Welches Top-Team spielt schon auf weltmeisterlichem Niveau, welcher Trainer muss noch an seinem Kader feilen? Im WM-Barometer sind die acht im Vorfeld der Endrunde in Deutschland (9. Juni bis 9. Juli 2006) von den meisten Experten favorisierten Mannschaften mit ihrem aktuellen Leistungsstand dargestellt.
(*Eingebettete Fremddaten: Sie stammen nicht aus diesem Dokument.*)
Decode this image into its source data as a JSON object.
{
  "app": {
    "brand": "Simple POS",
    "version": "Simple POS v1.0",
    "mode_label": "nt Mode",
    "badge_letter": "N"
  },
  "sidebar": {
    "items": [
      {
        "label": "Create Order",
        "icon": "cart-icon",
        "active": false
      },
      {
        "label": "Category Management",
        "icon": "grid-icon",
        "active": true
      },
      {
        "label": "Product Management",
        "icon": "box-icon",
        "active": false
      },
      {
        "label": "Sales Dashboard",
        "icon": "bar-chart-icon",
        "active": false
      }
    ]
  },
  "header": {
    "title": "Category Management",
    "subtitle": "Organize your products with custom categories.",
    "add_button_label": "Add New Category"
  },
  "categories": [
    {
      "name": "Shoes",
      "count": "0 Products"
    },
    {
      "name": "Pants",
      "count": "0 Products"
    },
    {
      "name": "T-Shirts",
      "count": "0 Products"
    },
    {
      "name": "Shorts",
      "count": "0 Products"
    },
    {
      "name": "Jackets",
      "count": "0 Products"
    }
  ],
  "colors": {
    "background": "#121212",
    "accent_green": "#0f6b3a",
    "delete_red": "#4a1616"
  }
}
WM-Gastgeber Deutschland gehört zu den großen Überraschungen des Turniers: Beim 2:0-Erfolg im Achtelfinale gegen Schweden zeigte die Elf von Bundestrainer Jürgen Klinsmann ihre bisher stärkste Leistung. Zuvor war das deutsche Team mit drei Erfolgen und dem Gruppensieg in der Vorrunde A beeindruckend in die WM gestartet. Nach dem 4:2-Eröffnungssieg gegen Costa Rica wurde in erster Linie die Offensivkraft der deutschen Mannschaft gelobt. Beim 1:0 gegen Polen zeigte das Team von Bundestrainer Jürgen Klinsmann zwei weitere wichtige Qualitäten: Eine Abwehr, die kein Gegentor kassiert, und vor allem eine unerschütterliche Moral. Eine erfreuliche Erkenntnis ist zudem, dass auch als Ergänzungsspieler geltende Akteure wie Odonkor und Neuville einem Spiel den entscheidenden Impuls geben können. Beim 3:0-Sieg gegen Ecuador in Berlin spielte die DFB-Auswahl wie aus einem Guss und steigerte die WM-Euphorie im eigenen Land ins Unermessliche.
Im Gegensatz zu den Klinsmännern ist das mit Superstars gespickte Ensemble von Titelverteidiger Brasilien noch nicht in Topform. War das 1:0 gegen Kroatien zum Auftakt noch eine ziemlich stotternder Start, lief der Motor beim 2:0 gegen Australien zumindest zeitweise schon etwas runder. Die beste Leistung zeigten Ronaldinho & Co. beim 4:1-Sieg gegen Japan.
Beeindruckend agiert der zweite Titelaspirant aus Übersee, Argentinien. Schon mit dem Auftaktsieg gegen das starke Team der Elfenbeinküste konnte das Team von Trainer José Pekerman seinen Finalanspruch unterstreichen. Nach drei Spielen sind sie in der starken Gruppe C ungeschlagen Gruppenerster. Im Achtfinale gegen die starken Mexikaner brauchten die Gauchos allerdings die Verlängerung, um ins Viertelfinale gegen Deutschland einzuziehen.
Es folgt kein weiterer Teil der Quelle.